Brussels to talk with Spain on new budget deficit target

EC expects economy to shrink one percent this year Rajoy promises “sensible and reasonable” budget for 2012

After acknowledging the Spanish economy would slip back into recession this year, the European Commission on Thursday left the door open to easing the country’s deficit target for 2012.

The EC expects the Spanish economy to contract one percent this year, but warned that the outlook could worsen due to the need for further austerity measures.

“Taking into account additional fiscal measures in the forthcoming budget may significantly change the picture,” the EC said in its interim report on the growth prospects for European Union member countries.

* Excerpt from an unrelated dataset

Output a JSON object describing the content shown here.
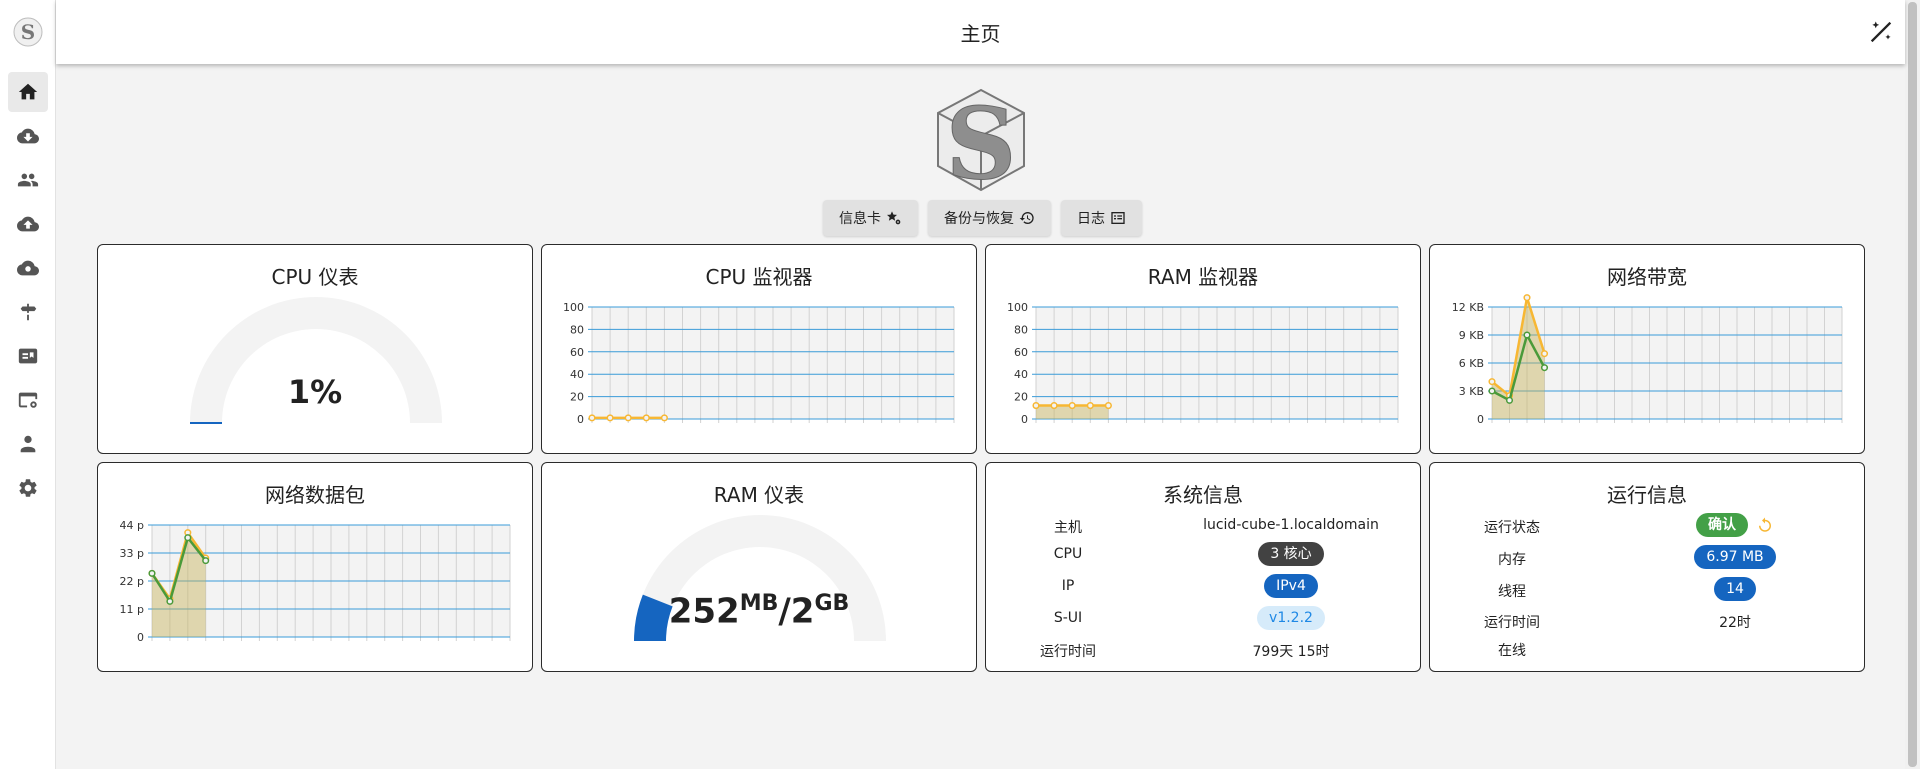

Spain wants to run a deficit for this year of slightly over five percent of GDP, compared with the target previously agreed with Brussels of 4.4 percent.

At a news conference to present the report, the European commissioner for economic affairs, Olli Rehn, said that once the EU statistics office has released its public deficit estimates in April, “We [will] work with the Spanish authorities and decisions will be taken once we have a full picture.

“I expect the Spanish authorities to share all relevant information on the outcome of last year’s budget, and the reasons for fiscal slippages, as well as their preparations for the budget for this year in order to ensure the structural sustainability of public finances in Spain, in line with the stability and growth pact,” Rehn added.

Prime Minister Mariano Rajoy reiterated his government’s firm commitment to meeting the fiscal goals.

“The only thing I can say is that we will talk with the Commission, but in any case, Spain will comply with its targets for the public deficit,” the conservative leader said.

The 4.4-percent target was based on Brussels’ previous forecast for Spain’s GDP growth of 0.7 percent. The deficit for last year was an estimated 8 percent, two full percentage points above target.

In a report released Thursday, the Commission estimated the Spanish economy would now shrink by one percent. The Bank of Spain and the IMF had previously predicted contractions in output of 1.5 and 1.7 percent respectively.

The PP government has said it will use the EC’s growth forecast to draw up the state budget for this year. The 4.4-percent target would oblige the government to find further budget savings in the order of 25 billion euros, aggravating the recession.

Rajoy on Thursday gave some clues to the content of the budget when he said austerity was a conviction of his government and not something imposed by Brussels. “We will continue to reduce the deficit,” he said. “We cannot spend above our possibilities for ever.”

The PP leader said the draft budget, which the government intends to present on March 30, would be “sensible and reasonable.” “Serious government cannot think in the short term,” he added.

In its report, Brussels said the ailing property sector and high unemployment (over a quarter of the workforce is out of a job) will continue to weigh on activity this year.

An expected recession in the euro zone will also hit Spanish exports, which have been one of the few bright spots in the Spanish economy. Brussels expects output in the single-currency area to contract by 0.3 percent, down from a forecast in the fall of growth of 1.4 percent.

“The weaker outlook for the euro area and still-high uncertainty, especially in relation to the sovereign-debt crisis, are expected to have an adverse effect on growth in 2012,” the EC said.

Brussels sees the biggest contraction in activity taking place in the first half, particularly at the start of the year before a slight improvement emerges culminating in zero growth toward the end of the year. Persistently high unemployment and high levels of household debt will continue to depress consumer spending.